Political-clientelism and poverty in the Dominican Republic

Real estate news By Dominican Today
14 January 2008, 3:40 PM


In May 2006, after voting in the congressional elections, my family and I went up to visit some relatives up in the mountains just south of Rio San Juan. There we played dominoes and were preparing a sancocho, when my cousin walked in very proudly telling us that she had just gotten RD$500 for voting for the PLD. I was shocked, to say the least, but my relatives went on to tell me that it was not uncommon for all the parties to give out money and other material benefits for votes or joining in a campaign activity. When I asked them whether they cared about the policies of the parties, they ALL responded, “No, they (the parties) are all the same. They come around during elections, and never again. If I can get a few pesos for voting, then that’s enough for me.”

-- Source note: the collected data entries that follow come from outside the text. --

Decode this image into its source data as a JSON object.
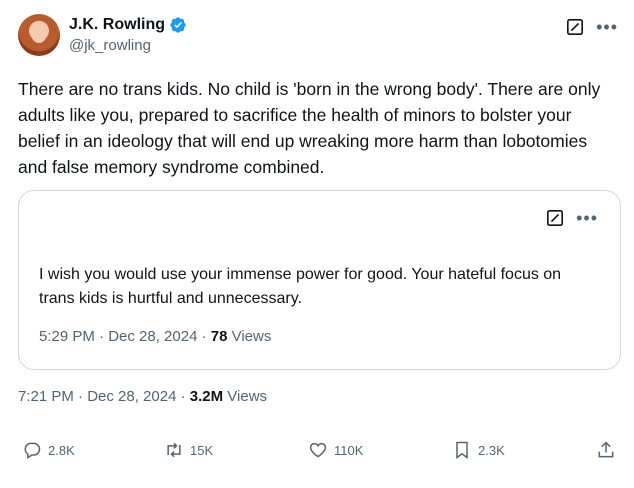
{
  "author": {
    "display_name": "J.K. Rowling",
    "handle": "@jk_rowling"
  },
  "tweet": {
    "text": "There are no trans kids. No child is 'born in the wrong body'. There are only adults like you, prepared to sacrifice the health of minors to bolster your belief in an ideology that will end up wreaking more harm than lobotomies and false memory syndrome combined.",
    "time": "7:21 PM · Dec 28, 2024 · ",
    "views_count": "3.2M",
    "views_label": " Views"
  },
  "quote": {
    "text": "I wish you would use your immense power for good. Your hateful focus on trans kids is hurtful and unnecessary.",
    "time": "5:29 PM · Dec 28, 2024 · ",
    "views_count": "78",
    "views_label": " Views"
  },
  "actions": {
    "reply_count": "2.8K",
    "retweet_count": "15K",
    "like_count": "110K",
    "bookmark_count": "2.3K"
  },
  "icons": {
    "verified": "verified-badge-icon",
    "grok": "grok-icon",
    "more": "more-icon",
    "reply": "reply-icon",
    "retweet": "retweet-icon",
    "like": "heart-icon",
    "bookmark": "bookmark-icon",
    "share": "share-icon"
  },
  "colors": {
    "accent": "#1d9bf0",
    "muted": "#536471",
    "text": "#0f1419",
    "border": "#cfd9de"
  }
}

This is, for better or worse, the current state of politics in the DR, and what political parties count on and support in order to maintain the paternalistic politics that has reigned in the DR since 1865 – yes since 1865. What is vote buying? Vote buying, as the anecdote above suggests, is the handing out to voters of cash or minor material goods by political parties in exchange for the recipient’s vote. Political parties tend to target the poor, because the poor, in their precarious economic state, are often more desperate for resources than the middle class. Low income, according to a 2004 study on vote buying conducted by Susan Stokes, is the key factor in vote buying.

Vote buying is a form of political clientelism. Political clientelism is an exchange system based on political subordination in exchange for the discretionary granting of available public resources and services. In other words, political parties/candidates say “support me, and I will give you money, a government job where the pay is high and the work is low; a taxi (pollito); a metro; access to state contracts; or anything else that I can.” The logic of clientelism, in essence, is that the winner will favor those who supported him/her, and those that did not will find a “closed” door when they go knocking for help.